CUIMC Highlights Black History Month
February is Black History Month, and here at Columbia University Irving Medical Center, we're celebrating African American physicians, dentists, nurses, and researchers who are helping to improve the health of the nation. Here are just a few:
Kenrick Cato, RN, PhD
Assistant Professor of Nursing
As a child, Kenrick Cato, PhD, was fascinated with hospitals. He used to beg his mother, now a retired nurse, to take him to work with her. But it took a stint as a computer programmer, multiple tours of Iraq as an infantryman, and a suggestion from a friend before he considered becoming a nurse himself.
After completing the Entry to Practice program at Columbia University School of Nursing, Cato worked as an oncology nurse and then finished his PhD at Columbia in 2014. In his research, he combines his love of computers and health care to investigate how data science can improve patient safety, quality of care, and personal health.
Lorna Dove, MD
Associate Professor of Medicine (in Surgery)
Born and raised in a small North Carolina town, Lorna Dove, MD, set her mind on becoming a doctor at an early age. She now manages patients with liver disease and is the medical director for the Center for Liver Disease and Transplantation at CUIMC.
"Liver transplant gave me this opportunity to have a diversity of patients and take care of people who are really critically ill," she says. "And in transplant you get to follow people over time. A liver transplant is like a marriage, it's a bond between the provider and the patient."
George Jenkins, DMD
Assistant Professor of Dental Medicine
George Jenkins, DMD, recalls the moment he became interested in becoming a health care professional. He was 11 years old and sitting in a dentist’s chair at the University of Medicine and Dentistry in Newark. Jenkins was there to get his teeth straightened and he was fascinated by the tools.

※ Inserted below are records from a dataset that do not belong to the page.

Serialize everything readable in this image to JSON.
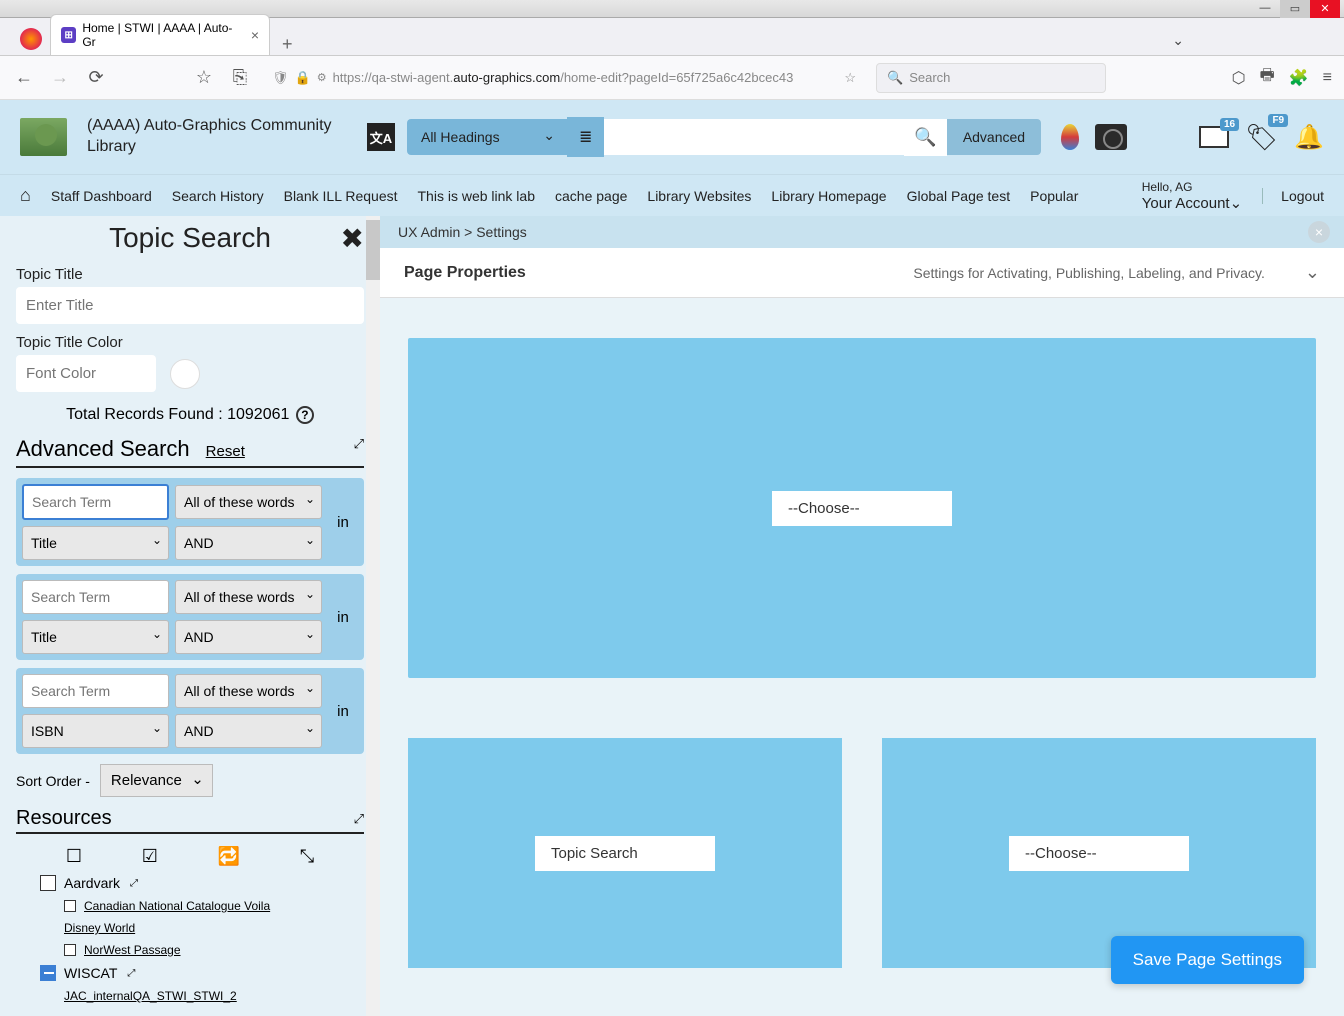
{
  "window": {
    "title": "Home | STWI | AAAA | Auto-Gr"
  },
  "browser": {
    "url_prefix": "https://qa-stwi-agent.",
    "url_domain": "auto-graphics.com",
    "url_path": "/home-edit?pageId=65f725a6c42bcec43",
    "search_placeholder": "Search"
  },
  "header": {
    "org_name": "(AAAA) Auto-Graphics Community Library",
    "headings_dropdown": "All Headings",
    "advanced_button": "Advanced",
    "card_badge": "16",
    "heart_badge": "F9"
  },
  "nav": {
    "links": [
      "Staff Dashboard",
      "Search History",
      "Blank ILL Request",
      "This is web link lab",
      "cache page",
      "Library Websites",
      "Library Homepage",
      "Global Page test",
      "Popular"
    ],
    "hello": "Hello, AG",
    "account": "Your Account",
    "logout": "Logout"
  },
  "left": {
    "panel_title": "Topic Search",
    "topic_title_label": "Topic Title",
    "topic_title_placeholder": "Enter Title",
    "topic_color_label": "Topic Title Color",
    "font_color_placeholder": "Font Color",
    "records_prefix": "Total Records Found : ",
    "records_count": "1092061",
    "adv_search_title": "Advanced Search",
    "reset": "Reset",
    "rows": [
      {
        "term_placeholder": "Search Term",
        "match": "All of these words",
        "field": "Title",
        "op": "AND"
      },
      {
        "term_placeholder": "Search Term",
        "match": "All of these words",
        "field": "Title",
        "op": "AND"
      },
      {
        "term_placeholder": "Search Term",
        "match": "All of these words",
        "field": "ISBN",
        "op": "AND"
      }
    ],
    "in_label": "in",
    "sort_label": "Sort Order -",
    "sort_value": "Relevance",
    "resources_title": "Resources",
    "resource_items": [
      {
        "label": "Aardvark",
        "sub": false,
        "checked": "none"
      },
      {
        "label": "Canadian National Catalogue Voila",
        "sub": true
      },
      {
        "label": "Disney World",
        "sub": true
      },
      {
        "label": "NorWest Passage",
        "sub": true
      },
      {
        "label": "WISCAT",
        "sub": false,
        "checked": "partial"
      },
      {
        "label": "JAC_internalQA_STWI_STWI_2",
        "sub": true
      }
    ]
  },
  "right": {
    "breadcrumb1": "UX Admin",
    "breadcrumb2": "Settings",
    "page_props_title": "Page Properties",
    "page_props_desc": "Settings for Activating, Publishing, Labeling, and Privacy.",
    "widget_choose": "--Choose--",
    "widget_topic_search": "Topic Search",
    "save_button": "Save Page Settings"
  }
}
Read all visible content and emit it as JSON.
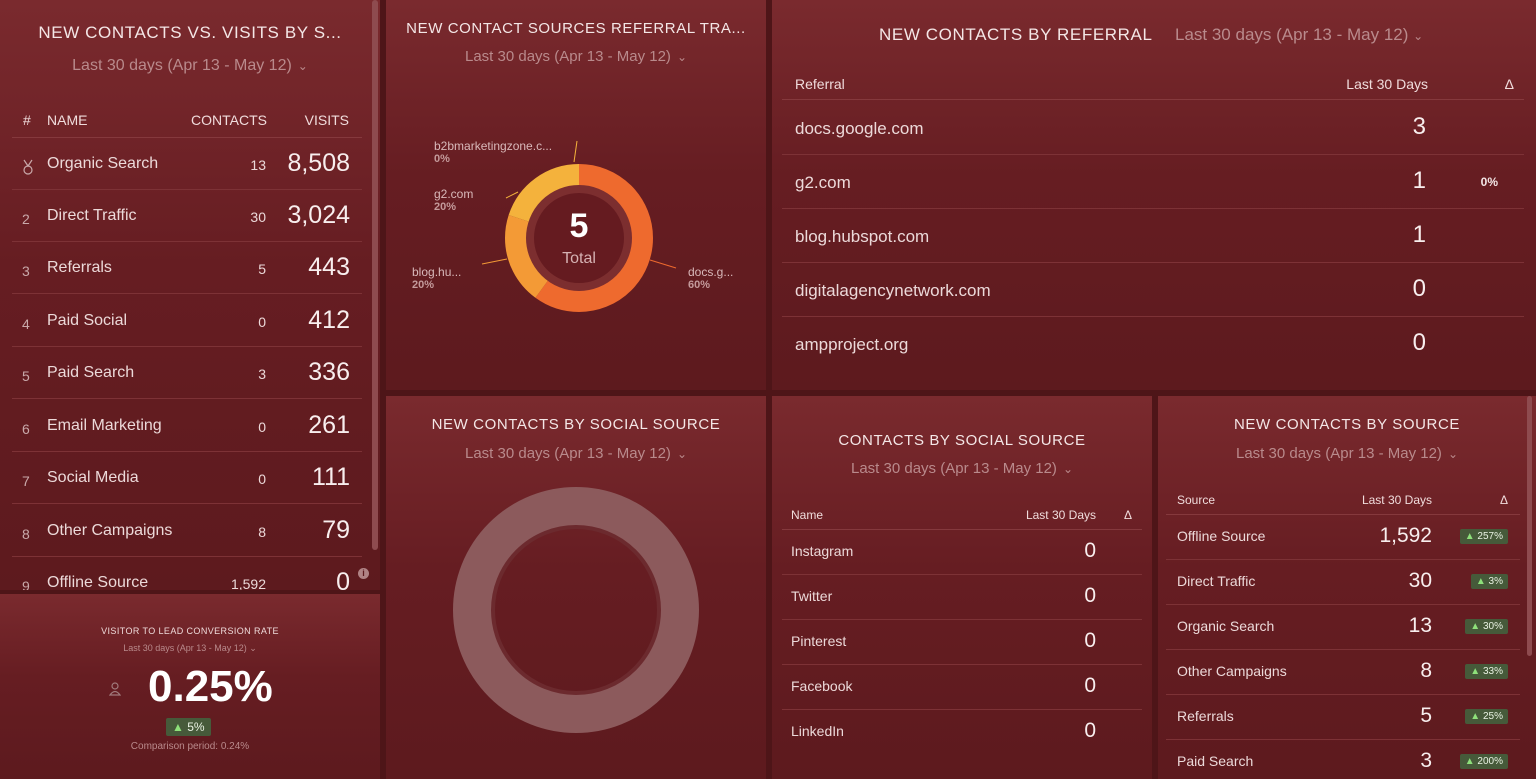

“I could hardly wait for my next appointment,” Jenkins wrote in “The Pact,” a book he co-authored with the two friends who helped him achieve his dream of becoming a dentist.
Jasmine McDonald, PhD
Assistant Professor of Epidemiology
Jasmine McDonald, PhD, loves immunology and originally set out to become a laboratory scientist. But she learned during graduate school that while she greatly enjoyed designing experiments, she didn't enjoy physically doing the experiments. That's when she realized she needed to get out of the lab.
A chance conversation on a bus led her to switch fields to epidemiology. She now focuses on uncovering factors that lead to breast cancer and factors affecting pubertal development in women.
Gina Wingood, ScD, MPH
Sidney and Helaine Lerner Professor of Public Health Promotion
While pursuing her education as a geneticist, Gina Wingood, ScD, MPH, witnessed the early days of the AIDS epidemic and changed fields to help address it. "I was living in San Francisco, and there was just a tremendous amount of advocacy and vibrancy around the social justice activities associated with fighting this epidemic," she says, "and to me that was just so thrilling."
Her work has since focused on the unique risks women face from HIV, and her intervention programs have been endorsed by the CDC and implemented across the country.